This Week at the Movies: December Recap

We have come to the cold month of Jan­uary and, as such, movie awards season is in full swing. Therefore, for our first issue after winter break, I thought I’d share my favorite movies that I saw over break instead of covering simply one film. Some (but defi­nitely not all) will make you laugh, others will make you cry, but all count as a great trip to the cinema.

To kick off winter break, I saw Mis­sion: Impossible – Ghost Protocol, which, in the midst of many series whose se­quels fall flat on their faces (here’s look­ing at you, Transformers), was a fun ac­tion thriller. With crazy spy scenarios such as having to climb the outside of a skyscraper at the hundredth-plus floor with a sandstorm heading in (I couldn’t possibly make that up) and a strong sup­porting cast including British comedian Simon Pegg and The Hurt Locker‘s Jer­emy Renner, Tom Cruise’s newest ex­ploits as Ethan Hunt made for a winning movie. The movie follows Ethan Hunt’s organization IMF going rogue after it is implicated for a bombing at the Krem­lin. The team must work to clear their organization’s name by finding who was really responsible for the bombing and stopping whatever they plan next. The fourth Mission: Impossible marks Brad Bird’s live-action directorial debut and he definitely has proved he can handle more than animation movies such as his 2004 Pixar hit The Incredibles.

If you are more in the mood for an in­tense cinema experience, head down to see The Girl With the Dragon Tattoo. David Fincher continues his streak of brilliance in this adaptation of Stieg Larsson’s bestselling book of the same title. Dark and moody, this movie explores a murder mystery from over sixty years ago. However, as the title illustrates, the movie is also about the strange Lisbeth Salander, played by Rooney Mara. In her first major role, Mara does an incredible job portraying the guarded, damaged, potentially crazy character that makes the books and films impossible to ignore. Her entire manner, from her pos­ture to her look (like the 12 piercings that she actually got for the role, including her nipple…ouch) emanates the unique charac­ter Larsson created in his books. The story itself is very dark, but if you can stomach it, the film is brilliant. Shot in Sweden and also starring Daniel Craig and Christopher Plummer, you will never see another movie like this. That is, unless you’ve seen the Swedish version, which I should duly note was also supposed to be very good.

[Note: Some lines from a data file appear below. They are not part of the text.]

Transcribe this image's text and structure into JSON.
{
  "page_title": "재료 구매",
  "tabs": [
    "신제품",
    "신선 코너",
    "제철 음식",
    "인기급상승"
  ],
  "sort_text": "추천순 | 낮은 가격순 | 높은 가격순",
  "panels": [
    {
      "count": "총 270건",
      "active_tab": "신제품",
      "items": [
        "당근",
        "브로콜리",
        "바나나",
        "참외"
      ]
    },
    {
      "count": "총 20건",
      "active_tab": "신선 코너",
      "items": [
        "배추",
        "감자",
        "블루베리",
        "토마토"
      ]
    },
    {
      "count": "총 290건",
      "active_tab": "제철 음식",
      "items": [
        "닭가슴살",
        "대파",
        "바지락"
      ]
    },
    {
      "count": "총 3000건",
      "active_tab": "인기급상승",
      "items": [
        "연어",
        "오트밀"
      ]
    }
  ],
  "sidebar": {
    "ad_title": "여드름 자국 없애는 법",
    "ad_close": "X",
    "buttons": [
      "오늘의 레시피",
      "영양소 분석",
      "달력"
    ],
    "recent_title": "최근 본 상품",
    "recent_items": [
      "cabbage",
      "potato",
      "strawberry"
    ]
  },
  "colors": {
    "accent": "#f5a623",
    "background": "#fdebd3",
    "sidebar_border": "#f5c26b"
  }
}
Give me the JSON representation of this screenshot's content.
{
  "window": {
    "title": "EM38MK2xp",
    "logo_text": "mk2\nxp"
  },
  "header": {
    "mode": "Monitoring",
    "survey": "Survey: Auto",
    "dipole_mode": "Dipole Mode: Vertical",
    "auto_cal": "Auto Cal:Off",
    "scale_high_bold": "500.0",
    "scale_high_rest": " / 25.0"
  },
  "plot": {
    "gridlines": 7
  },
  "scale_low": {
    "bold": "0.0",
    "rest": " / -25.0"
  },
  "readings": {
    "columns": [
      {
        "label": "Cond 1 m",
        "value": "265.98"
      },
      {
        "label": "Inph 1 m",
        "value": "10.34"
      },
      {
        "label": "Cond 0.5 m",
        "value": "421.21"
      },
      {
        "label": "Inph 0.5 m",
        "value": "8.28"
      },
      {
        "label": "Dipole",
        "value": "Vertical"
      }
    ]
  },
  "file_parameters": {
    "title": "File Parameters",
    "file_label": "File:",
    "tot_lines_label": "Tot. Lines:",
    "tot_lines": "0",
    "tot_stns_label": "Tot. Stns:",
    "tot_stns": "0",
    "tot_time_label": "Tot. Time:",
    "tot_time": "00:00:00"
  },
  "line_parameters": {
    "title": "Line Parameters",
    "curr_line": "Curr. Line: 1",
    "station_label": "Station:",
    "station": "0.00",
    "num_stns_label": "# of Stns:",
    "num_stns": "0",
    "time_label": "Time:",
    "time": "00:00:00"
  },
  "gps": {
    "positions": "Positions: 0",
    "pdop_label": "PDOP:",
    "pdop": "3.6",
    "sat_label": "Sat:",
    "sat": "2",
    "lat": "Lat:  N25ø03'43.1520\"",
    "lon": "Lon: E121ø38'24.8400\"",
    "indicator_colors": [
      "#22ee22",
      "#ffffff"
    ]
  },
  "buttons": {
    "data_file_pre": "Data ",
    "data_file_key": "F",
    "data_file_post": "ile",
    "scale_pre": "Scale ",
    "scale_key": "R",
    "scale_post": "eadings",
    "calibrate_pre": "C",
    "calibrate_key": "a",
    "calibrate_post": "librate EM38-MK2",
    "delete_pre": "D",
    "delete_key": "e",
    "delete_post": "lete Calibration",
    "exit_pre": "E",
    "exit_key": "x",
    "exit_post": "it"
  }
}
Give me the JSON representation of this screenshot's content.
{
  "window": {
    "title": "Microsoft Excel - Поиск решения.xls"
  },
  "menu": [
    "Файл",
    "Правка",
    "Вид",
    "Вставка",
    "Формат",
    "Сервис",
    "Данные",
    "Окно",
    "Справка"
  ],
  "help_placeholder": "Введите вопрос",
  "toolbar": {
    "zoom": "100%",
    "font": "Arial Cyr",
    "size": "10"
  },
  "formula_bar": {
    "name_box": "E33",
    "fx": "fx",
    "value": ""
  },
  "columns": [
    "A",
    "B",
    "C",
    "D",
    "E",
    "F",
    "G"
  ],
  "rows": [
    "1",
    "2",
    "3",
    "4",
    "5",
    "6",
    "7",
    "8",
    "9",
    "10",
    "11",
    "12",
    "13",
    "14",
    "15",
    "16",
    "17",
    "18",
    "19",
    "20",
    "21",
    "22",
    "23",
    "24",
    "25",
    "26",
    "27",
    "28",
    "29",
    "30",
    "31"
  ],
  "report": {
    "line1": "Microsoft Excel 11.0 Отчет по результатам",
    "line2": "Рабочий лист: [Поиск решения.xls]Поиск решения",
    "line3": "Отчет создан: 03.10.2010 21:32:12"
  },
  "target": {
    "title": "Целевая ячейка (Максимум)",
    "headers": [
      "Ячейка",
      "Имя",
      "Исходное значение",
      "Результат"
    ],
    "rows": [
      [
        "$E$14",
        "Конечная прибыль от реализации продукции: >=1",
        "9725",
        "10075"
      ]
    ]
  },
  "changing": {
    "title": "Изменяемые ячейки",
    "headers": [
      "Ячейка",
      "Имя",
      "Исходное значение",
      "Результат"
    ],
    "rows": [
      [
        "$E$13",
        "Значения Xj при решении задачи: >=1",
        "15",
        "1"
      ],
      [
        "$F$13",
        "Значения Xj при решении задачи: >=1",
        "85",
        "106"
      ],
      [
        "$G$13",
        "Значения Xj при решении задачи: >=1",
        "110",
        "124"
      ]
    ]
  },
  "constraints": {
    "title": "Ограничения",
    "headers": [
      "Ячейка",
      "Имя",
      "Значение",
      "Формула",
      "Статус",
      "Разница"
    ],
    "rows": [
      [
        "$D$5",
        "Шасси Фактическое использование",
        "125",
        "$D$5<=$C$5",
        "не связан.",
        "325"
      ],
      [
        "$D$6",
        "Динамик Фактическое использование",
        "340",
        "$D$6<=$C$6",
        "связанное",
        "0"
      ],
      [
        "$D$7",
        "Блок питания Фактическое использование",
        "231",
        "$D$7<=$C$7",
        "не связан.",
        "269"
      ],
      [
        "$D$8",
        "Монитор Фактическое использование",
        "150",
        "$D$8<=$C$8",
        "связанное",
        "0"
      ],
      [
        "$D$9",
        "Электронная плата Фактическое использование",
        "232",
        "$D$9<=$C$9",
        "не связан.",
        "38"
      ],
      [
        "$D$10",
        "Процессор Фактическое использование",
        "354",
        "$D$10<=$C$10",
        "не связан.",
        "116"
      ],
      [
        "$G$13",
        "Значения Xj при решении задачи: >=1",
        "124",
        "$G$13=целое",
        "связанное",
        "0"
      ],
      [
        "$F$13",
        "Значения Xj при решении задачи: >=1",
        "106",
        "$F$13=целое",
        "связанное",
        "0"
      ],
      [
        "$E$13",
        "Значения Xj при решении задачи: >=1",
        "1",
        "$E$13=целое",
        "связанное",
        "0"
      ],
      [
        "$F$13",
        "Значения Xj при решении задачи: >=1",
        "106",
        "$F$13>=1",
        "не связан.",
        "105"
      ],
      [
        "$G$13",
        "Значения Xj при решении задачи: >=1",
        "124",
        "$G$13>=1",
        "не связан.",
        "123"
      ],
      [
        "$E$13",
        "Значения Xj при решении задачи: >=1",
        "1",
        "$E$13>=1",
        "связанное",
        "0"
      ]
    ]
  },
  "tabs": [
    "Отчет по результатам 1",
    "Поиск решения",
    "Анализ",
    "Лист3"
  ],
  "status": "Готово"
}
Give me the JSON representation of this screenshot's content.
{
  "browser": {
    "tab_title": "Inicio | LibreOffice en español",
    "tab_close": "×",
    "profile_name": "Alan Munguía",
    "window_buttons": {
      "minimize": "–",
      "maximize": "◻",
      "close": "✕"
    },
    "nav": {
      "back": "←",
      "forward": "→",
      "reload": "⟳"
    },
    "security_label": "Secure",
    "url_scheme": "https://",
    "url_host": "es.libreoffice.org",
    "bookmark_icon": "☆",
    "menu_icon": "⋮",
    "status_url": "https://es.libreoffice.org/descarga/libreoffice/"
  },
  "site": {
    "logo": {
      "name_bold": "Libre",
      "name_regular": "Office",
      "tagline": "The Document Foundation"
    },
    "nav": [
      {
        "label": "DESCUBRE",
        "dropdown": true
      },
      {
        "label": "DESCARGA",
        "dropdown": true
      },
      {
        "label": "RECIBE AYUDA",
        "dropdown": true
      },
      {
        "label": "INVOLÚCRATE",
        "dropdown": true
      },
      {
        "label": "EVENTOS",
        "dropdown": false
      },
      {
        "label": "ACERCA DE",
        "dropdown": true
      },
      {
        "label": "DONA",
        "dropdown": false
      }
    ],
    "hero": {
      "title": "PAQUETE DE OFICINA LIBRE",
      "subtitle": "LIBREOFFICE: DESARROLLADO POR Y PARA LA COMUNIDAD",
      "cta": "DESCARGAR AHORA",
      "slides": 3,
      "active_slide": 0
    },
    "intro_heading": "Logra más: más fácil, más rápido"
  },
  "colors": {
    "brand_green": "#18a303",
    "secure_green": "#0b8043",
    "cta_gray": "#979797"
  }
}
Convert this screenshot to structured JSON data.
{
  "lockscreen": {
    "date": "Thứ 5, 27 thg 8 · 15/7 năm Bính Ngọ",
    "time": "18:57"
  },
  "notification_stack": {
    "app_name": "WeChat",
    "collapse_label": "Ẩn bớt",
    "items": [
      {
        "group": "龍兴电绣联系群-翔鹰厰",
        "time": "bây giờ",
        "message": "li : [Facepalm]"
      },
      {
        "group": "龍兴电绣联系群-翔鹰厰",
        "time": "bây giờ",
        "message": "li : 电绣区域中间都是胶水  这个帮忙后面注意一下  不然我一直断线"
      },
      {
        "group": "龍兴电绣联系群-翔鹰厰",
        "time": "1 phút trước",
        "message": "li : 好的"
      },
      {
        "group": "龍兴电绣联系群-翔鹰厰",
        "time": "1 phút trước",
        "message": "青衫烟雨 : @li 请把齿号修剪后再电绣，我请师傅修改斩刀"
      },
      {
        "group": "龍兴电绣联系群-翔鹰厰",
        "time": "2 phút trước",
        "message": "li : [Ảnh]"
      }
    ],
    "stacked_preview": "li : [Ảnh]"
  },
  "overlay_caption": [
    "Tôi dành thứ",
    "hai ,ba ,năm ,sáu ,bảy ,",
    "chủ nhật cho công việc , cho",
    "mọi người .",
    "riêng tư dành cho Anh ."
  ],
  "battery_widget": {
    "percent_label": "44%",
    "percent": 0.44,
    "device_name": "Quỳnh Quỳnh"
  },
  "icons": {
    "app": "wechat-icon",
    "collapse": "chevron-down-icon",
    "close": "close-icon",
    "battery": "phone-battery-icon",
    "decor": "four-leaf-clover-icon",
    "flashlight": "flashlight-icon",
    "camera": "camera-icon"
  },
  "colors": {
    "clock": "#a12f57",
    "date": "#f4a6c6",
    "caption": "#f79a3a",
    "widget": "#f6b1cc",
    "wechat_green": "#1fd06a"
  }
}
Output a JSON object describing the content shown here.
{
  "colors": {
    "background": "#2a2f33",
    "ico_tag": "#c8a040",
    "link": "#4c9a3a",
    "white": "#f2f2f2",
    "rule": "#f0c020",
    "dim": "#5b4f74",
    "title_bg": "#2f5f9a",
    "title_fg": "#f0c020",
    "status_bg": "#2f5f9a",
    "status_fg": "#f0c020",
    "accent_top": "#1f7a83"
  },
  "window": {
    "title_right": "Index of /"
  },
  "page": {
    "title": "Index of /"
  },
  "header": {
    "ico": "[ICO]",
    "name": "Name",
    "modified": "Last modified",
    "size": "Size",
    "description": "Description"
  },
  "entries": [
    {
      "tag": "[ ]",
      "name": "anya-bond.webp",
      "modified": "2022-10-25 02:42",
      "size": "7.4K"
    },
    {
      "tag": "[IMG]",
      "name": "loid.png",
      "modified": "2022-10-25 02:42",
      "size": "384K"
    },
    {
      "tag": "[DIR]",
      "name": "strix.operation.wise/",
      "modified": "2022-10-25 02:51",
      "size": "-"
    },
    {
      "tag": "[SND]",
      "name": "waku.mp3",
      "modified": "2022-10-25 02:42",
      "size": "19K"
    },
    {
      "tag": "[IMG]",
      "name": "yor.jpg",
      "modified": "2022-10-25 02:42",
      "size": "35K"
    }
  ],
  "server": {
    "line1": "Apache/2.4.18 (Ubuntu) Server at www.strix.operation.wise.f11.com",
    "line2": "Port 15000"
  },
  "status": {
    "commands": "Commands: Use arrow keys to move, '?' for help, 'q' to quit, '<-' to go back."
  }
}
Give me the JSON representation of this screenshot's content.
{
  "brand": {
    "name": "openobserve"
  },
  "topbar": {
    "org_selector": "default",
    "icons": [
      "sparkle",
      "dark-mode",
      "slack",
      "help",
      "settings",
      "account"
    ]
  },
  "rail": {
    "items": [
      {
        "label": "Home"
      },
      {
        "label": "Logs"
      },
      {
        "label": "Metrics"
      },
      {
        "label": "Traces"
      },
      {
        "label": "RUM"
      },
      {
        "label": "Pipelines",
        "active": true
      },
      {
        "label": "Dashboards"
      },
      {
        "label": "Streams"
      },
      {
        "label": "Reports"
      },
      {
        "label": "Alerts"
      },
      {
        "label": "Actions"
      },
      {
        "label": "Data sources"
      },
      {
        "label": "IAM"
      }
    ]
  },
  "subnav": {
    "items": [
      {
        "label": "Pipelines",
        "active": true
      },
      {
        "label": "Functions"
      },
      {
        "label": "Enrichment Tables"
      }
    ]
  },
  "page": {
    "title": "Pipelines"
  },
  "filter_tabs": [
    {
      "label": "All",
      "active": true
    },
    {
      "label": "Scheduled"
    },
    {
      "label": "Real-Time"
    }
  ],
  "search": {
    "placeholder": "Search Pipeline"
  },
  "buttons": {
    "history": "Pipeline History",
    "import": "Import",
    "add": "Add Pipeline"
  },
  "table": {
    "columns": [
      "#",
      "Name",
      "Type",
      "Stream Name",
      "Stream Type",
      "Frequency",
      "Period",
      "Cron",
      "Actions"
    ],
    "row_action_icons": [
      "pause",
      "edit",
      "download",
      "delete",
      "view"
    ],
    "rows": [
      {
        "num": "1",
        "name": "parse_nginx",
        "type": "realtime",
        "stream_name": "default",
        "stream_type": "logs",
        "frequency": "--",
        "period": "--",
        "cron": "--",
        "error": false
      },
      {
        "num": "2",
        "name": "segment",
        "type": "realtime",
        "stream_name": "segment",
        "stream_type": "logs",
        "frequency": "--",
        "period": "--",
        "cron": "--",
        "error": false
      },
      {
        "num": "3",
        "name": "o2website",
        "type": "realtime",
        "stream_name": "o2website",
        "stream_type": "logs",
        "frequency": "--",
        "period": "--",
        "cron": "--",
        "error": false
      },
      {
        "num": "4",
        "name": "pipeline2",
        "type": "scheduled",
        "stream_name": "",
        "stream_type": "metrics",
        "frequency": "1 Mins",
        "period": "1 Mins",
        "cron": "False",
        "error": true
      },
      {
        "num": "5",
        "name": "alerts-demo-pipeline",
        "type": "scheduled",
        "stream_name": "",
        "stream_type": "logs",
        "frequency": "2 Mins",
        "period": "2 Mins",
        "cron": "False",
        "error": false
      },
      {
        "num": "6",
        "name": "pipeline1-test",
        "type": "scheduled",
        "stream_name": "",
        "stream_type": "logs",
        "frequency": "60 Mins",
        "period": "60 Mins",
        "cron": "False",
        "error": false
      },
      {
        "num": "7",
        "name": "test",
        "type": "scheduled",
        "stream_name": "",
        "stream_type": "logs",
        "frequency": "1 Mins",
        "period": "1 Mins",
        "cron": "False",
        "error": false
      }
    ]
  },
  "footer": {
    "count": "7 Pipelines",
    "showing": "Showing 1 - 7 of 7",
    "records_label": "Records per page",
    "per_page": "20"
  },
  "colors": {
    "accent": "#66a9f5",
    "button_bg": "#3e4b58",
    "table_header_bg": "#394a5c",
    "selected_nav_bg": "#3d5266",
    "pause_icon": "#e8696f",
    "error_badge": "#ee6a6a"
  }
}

Shortly before returning to the frozen north, I had a chance to see the much buzzed about film The Artist. The black-and-white silent film is a nod to the old Hollywood greats. Set in the late 1920s, the film follows a silent-film actor dur­ing the transition to “talkies.” It was odd to adjust to a movie with only music, but once done the movie was charming. The acting was refreshing as the two leads were relatively unknown, though they have now both garnered a lot of award recognition. I think I experienced a case of too-high-ex­pectations with this film because I didn’t absolutely love it. I felt I couldn’t sym­pathize enough with the main character, who suffers as a result of the stock market crash of 1929 and the decline of his career because of the end of silent films. That be­ing said, for what the film was, it was a great movie-going experience. Having to interpret movements and pay close atten­tion because of the lack of dialogue was something I had never experienced before in a movie theatre. Although it takes pa­tience and willingness to give up all sound except music for almost two hours, The Artist certainly qualifies for a unique trip to the cinema.

If you are looking for a completely enchanting film and something very dif­ferent from director Martin Scorcese’s regular style, go out and see Hugo. Set in Paris, this movie follows a boy, Hugo, who lives in a train station taking care of the clocks. Hugo inherited a mysterious ma­chine man from his dead father which he is determined to fix, and the resulting ad­venture is not at all what he expects. This is the first children’s film by Martin Scors­ese, and he pulls it off beautifully. This is also a film well worth seeing in 3D, as it adds such a layer of depth to the film that many 3D movies lack. Definitely not a movie just for kids, Hugo is a must-see film of the year.

Last, but certainly not least, is my fa­vorite film of the season. Starring George Clooney and directed by Alexander Payne (Sideways), The Descendants is one of the best films of the year, if not the best. The story follows a father (Clooney) living in Hawaii, whose wife falls into a coma, leaving him to take care of their two children. To top it off, shortly after her accident, he finds out she has been cheating on him. Clooney is brilliant in the movie, as is the eldest daughter Alex, played by breakout star Shailene Wood­ley. This film will make you laugh and it will make you cry. It shows the ups and downs and unpredictability of life while trying to keep your head above it all through the amazing story of an aver­age family. If you go to only one movie, I implore you to go to this one.